If these are the bad guys, who are the good guys? Daniel’s Curly joke at the end of the episode implies he’s just happy to be there, but people like him and Dag and the latex-clad extras and the guys who run the craft services are the unsung heroes of big-budget moviemaking, which doesn’t go unacknowledged. If there’s a point to that one-take opening other than working as a Mendes calling card, it’s to highlight that Daniel is bearing the weight of the entire production on his shoulders.

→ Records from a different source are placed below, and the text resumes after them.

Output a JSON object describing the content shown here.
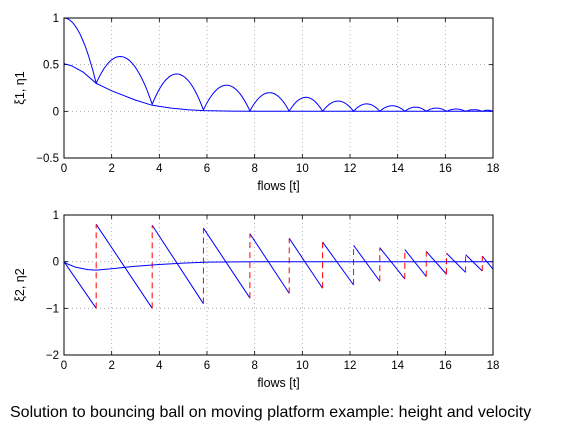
{
  "caption": "Solution to bouncing ball on moving platform example: height and velocity",
  "colors": {
    "series_blue": "#0000ff",
    "jump_red": "#ff0000",
    "grid": "#a0a0a0",
    "axis": "#000000"
  },
  "chart_data": [
    {
      "type": "line",
      "xlabel": "flows [t]",
      "ylabel": "ξ1, η1",
      "xlim": [
        0,
        18
      ],
      "ylim": [
        -0.5,
        1
      ],
      "xticks": [
        "0",
        "2",
        "4",
        "6",
        "8",
        "10",
        "12",
        "14",
        "16",
        "18"
      ],
      "yticks": [
        "−0.5",
        "0",
        "0.5",
        "1"
      ],
      "grid": true,
      "series": [
        {
          "color": "#0000ff",
          "style": "solid",
          "x": [
            0,
            1.35,
            3.7,
            5.85,
            7.8,
            9.45,
            10.85,
            12.15,
            13.25,
            14.3,
            15.2,
            16.05,
            16.85,
            17.55,
            18
          ],
          "y": [
            1.0,
            0.3,
            0.075,
            0.015,
            0.004,
            0.001,
            0.0,
            0.0,
            0.0,
            0.0,
            0.0,
            0.0,
            0.0,
            0.0,
            0.0
          ],
          "arch_peaks": [
            0.79,
            0.58,
            0.4,
            0.28,
            0.2,
            0.15,
            0.11,
            0.08,
            0.06,
            0.045,
            0.035,
            0.025,
            0.018,
            0.012
          ]
        },
        {
          "color": "#0000ff",
          "style": "solid",
          "x": [
            0,
            0.3,
            0.8,
            1.35,
            2.0,
            3.0,
            3.7,
            4.5,
            5.2,
            5.85,
            7.0,
            9.0,
            18
          ],
          "y": [
            0.51,
            0.49,
            0.42,
            0.3,
            0.22,
            0.12,
            0.065,
            0.035,
            0.018,
            0.008,
            0.002,
            0.0,
            0.0
          ]
        }
      ]
    },
    {
      "type": "line",
      "xlabel": "flows [t]",
      "ylabel": "ξ2, η2",
      "xlim": [
        0,
        18
      ],
      "ylim": [
        -2,
        1
      ],
      "xticks": [
        "0",
        "2",
        "4",
        "6",
        "8",
        "10",
        "12",
        "14",
        "16",
        "18"
      ],
      "yticks": [
        "−2",
        "−1",
        "0",
        "1"
      ],
      "grid": true,
      "series": [
        {
          "color": "#0000ff",
          "style": "solid",
          "x": [
            0,
            1.35,
            3.7,
            5.85,
            7.8,
            9.45,
            10.85,
            12.15,
            13.25,
            14.3,
            15.2,
            16.05,
            16.85,
            17.55,
            18
          ],
          "post_impact": [
            0.8,
            0.78,
            0.72,
            0.6,
            0.5,
            0.42,
            0.35,
            0.3,
            0.26,
            0.22,
            0.18,
            0.15,
            0.12,
            0.1
          ],
          "pre_impact": [
            -1.0,
            -1.0,
            -0.9,
            -0.78,
            -0.68,
            -0.57,
            -0.5,
            -0.42,
            -0.37,
            -0.32,
            -0.27,
            -0.23,
            -0.2,
            -0.16
          ]
        },
        {
          "color": "#0000ff",
          "style": "solid",
          "x": [
            0,
            0.15,
            0.5,
            1.0,
            1.35,
            2.0,
            3.0,
            4.0,
            5.0,
            6.0,
            8.0,
            18
          ],
          "y": [
            0.0,
            -0.05,
            -0.12,
            -0.17,
            -0.18,
            -0.15,
            -0.1,
            -0.06,
            -0.03,
            -0.01,
            0.0,
            0.0
          ]
        },
        {
          "color": "#ff0000",
          "style": "dashed",
          "name": ""
        }
      ]
    }
  ]
}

With this in mind, you can kind of see the point. Towards the end of The Franchise Episode 1, Adam and Peter are both temporarily blinded by an enormous spotlight brought in to satisfy the culture’s demand for a saturated aesthetic, and that just about sums things up. The sacrifices made on the altar of mainstream entertainment come down from on high, and ultimately, even if the “stars” might take the brunt to some extent, it’s the dogsbodies who are left to follow along behind them, catching whatever mess they leave behind.